Obviously, the terms of a contract or commission plan may be relevant, but where an employer has included a bonus or incentive payment as part of the severance package, there are many instances where there is no consideration given to the period of employment worked up until the date of termination. That is a mistake. Take for example, an employee who receives an annual bonus or incentive payment based on a calendar year-end.

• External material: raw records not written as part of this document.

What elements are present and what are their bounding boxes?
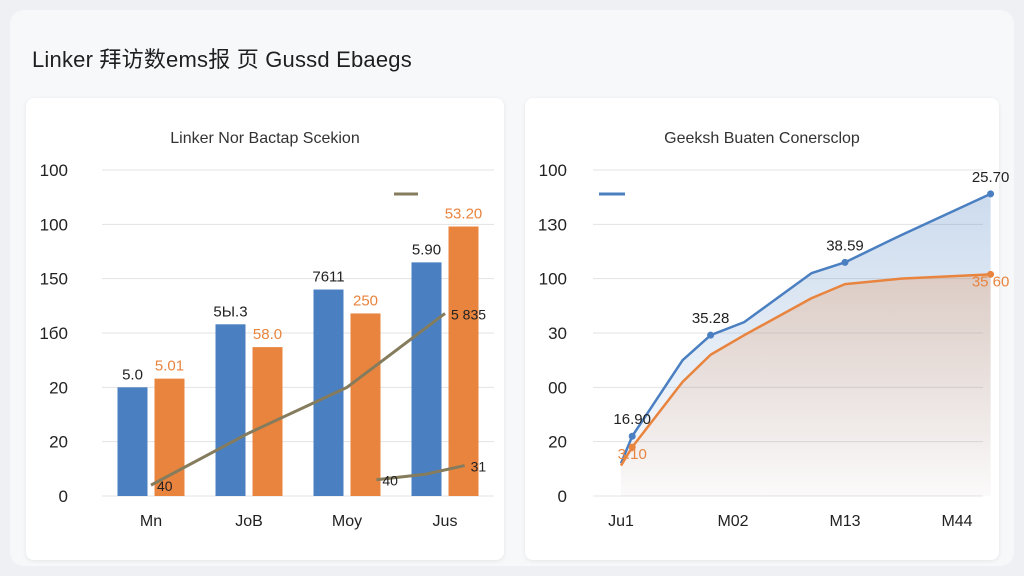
data-point (987, 270, 995, 278)
bar-data-label: 58.0 (253, 326, 282, 343)
area-fill (621, 274, 991, 496)
data-point (628, 443, 636, 451)
bar-data-label: 7611 (312, 269, 344, 286)
point-data-label: 38.59 (826, 237, 864, 254)
x-tick-label: Jus (433, 513, 458, 530)
y-tick-label: 20 (548, 433, 567, 452)
y-tick-label: 100 (539, 161, 567, 180)
y-tick-label: 30 (548, 324, 567, 343)
series-line (619, 192, 992, 464)
bar-data-label: 5Ы.3 (213, 303, 247, 320)
point-data-label: 3.10 (618, 446, 647, 463)
trend-line (150, 312, 446, 487)
y-tick-label: 150 (40, 270, 68, 289)
bar-data-label: 5.0 (122, 366, 143, 383)
point-data-label: 16.90 (613, 411, 651, 428)
bar-chart-title: Linker Nor Bactap Scekion (170, 130, 360, 147)
data-point (628, 432, 636, 440)
y-tick-label: 100 (40, 215, 68, 234)
y-tick-label: 1б0 (39, 324, 68, 343)
y-tick-label: 100 (539, 270, 567, 289)
y-tick-label: 0 (558, 487, 567, 506)
x-tick-label: Ju1 (608, 513, 634, 530)
line-data-label: 31 (471, 459, 487, 475)
y-tick-label: 100 (40, 161, 68, 180)
x-tick-label: M02 (717, 513, 748, 530)
bar (117, 387, 148, 496)
bar (252, 347, 283, 496)
series-line (619, 273, 991, 467)
bar-chart: 0 20 20 1б0 150 100 100 Mn JoB Moy Jus 5.0 5Ы.3 7611 5… (39, 161, 494, 530)
dashboard-page: Linker 拜访数ems报 页 Gussd Ebaegs Linker Nor… (10, 10, 1014, 566)
y-tick-label: 1З0 (538, 215, 567, 234)
point-data-label: 25.70 (972, 169, 1010, 186)
data-point (841, 258, 849, 266)
y-tick-label: 20 (49, 433, 68, 452)
bar (448, 226, 479, 497)
bar (350, 313, 381, 496)
line-data-label: 5 835 (451, 306, 486, 322)
bar (313, 289, 344, 496)
y-tick-label: 20 (49, 378, 68, 397)
trend-line (376, 464, 465, 482)
point-data-label: 35.28 (692, 310, 730, 327)
x-tick-label: Moy (332, 513, 362, 530)
bar-data-label: 5.90 (412, 241, 441, 258)
data-point (707, 331, 715, 339)
area-chart-title: Geeksh Buaten Conerscloр (664, 130, 860, 147)
data-point (987, 190, 995, 198)
y-tick-label: 00 (548, 378, 567, 397)
x-tick-label: M13 (829, 513, 860, 530)
page-title: Linker 拜访数ems报 页 Gussd Ebaegs (32, 47, 412, 72)
point-data-label: 35 60 (972, 273, 1010, 290)
line-data-label: 40 (157, 478, 173, 494)
x-tick-label: JoB (235, 513, 263, 530)
bar-chart-card: Linker Nor Bactap Scekion 0 20 20 1б0 150 100… (26, 98, 504, 560)
area-chart: 0 20 00 30 100 1З0 100 Ju1 M02 M13 M44 16.90 35.28 38… (538, 161, 1010, 530)
x-tick-label: M44 (941, 513, 972, 530)
y-tick-label: 0 (59, 487, 68, 506)
area-chart-card: Geeksh Buaten Conerscloр 0 20 00 30 100 1З0 10… (525, 98, 1010, 560)
bar-data-label: 250 (353, 292, 378, 309)
bar (411, 262, 442, 496)
x-tick-label: Mn (140, 513, 162, 530)
bar-data-label: 5.01 (155, 358, 184, 375)
bar (215, 324, 246, 496)
bar-data-label: 53.20 (445, 206, 483, 223)
line-data-label: 40 (382, 473, 398, 489)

If she is dismissed midyear and offered payment in lieu of a bonus from that point forward, she should also receive an incentive payment for the time worked from the last payment up to the date of termination.

  1. HEALTH BENEFITS

Especially in light of the continued fears associated with COVID-19, threatening to cut off an employee’s health benefits shortly after termination of employment can be highly problematic. Legally, health benefits must continue for at least the period of time that matches the termination notice required by employment standards legislation. However, I have seen instances where even this requirement is not being met. Granted, most companies will offer to extend benefits for at least part of the severance period, but again, this is not always made clear to ex-employees. The lack of clarity may lead some to develop the impression that unless they quickly accept their employer’s offer, their benefits will be cut off.

I have one final piece of advice for any just-dismissed employee. If you do not have the time or ability to get advice before an offer of severance is set to expire, make sure to communicate that to your ex-employer and be sure to do so in writing. State that you are looking to obtain legal counsel and that you intend to respond to the severance offer within five to seven days’ time and do not fall for any questionable termination strategies. There are few circumstances where an employer can reasonably justify refusing to provide a short extension.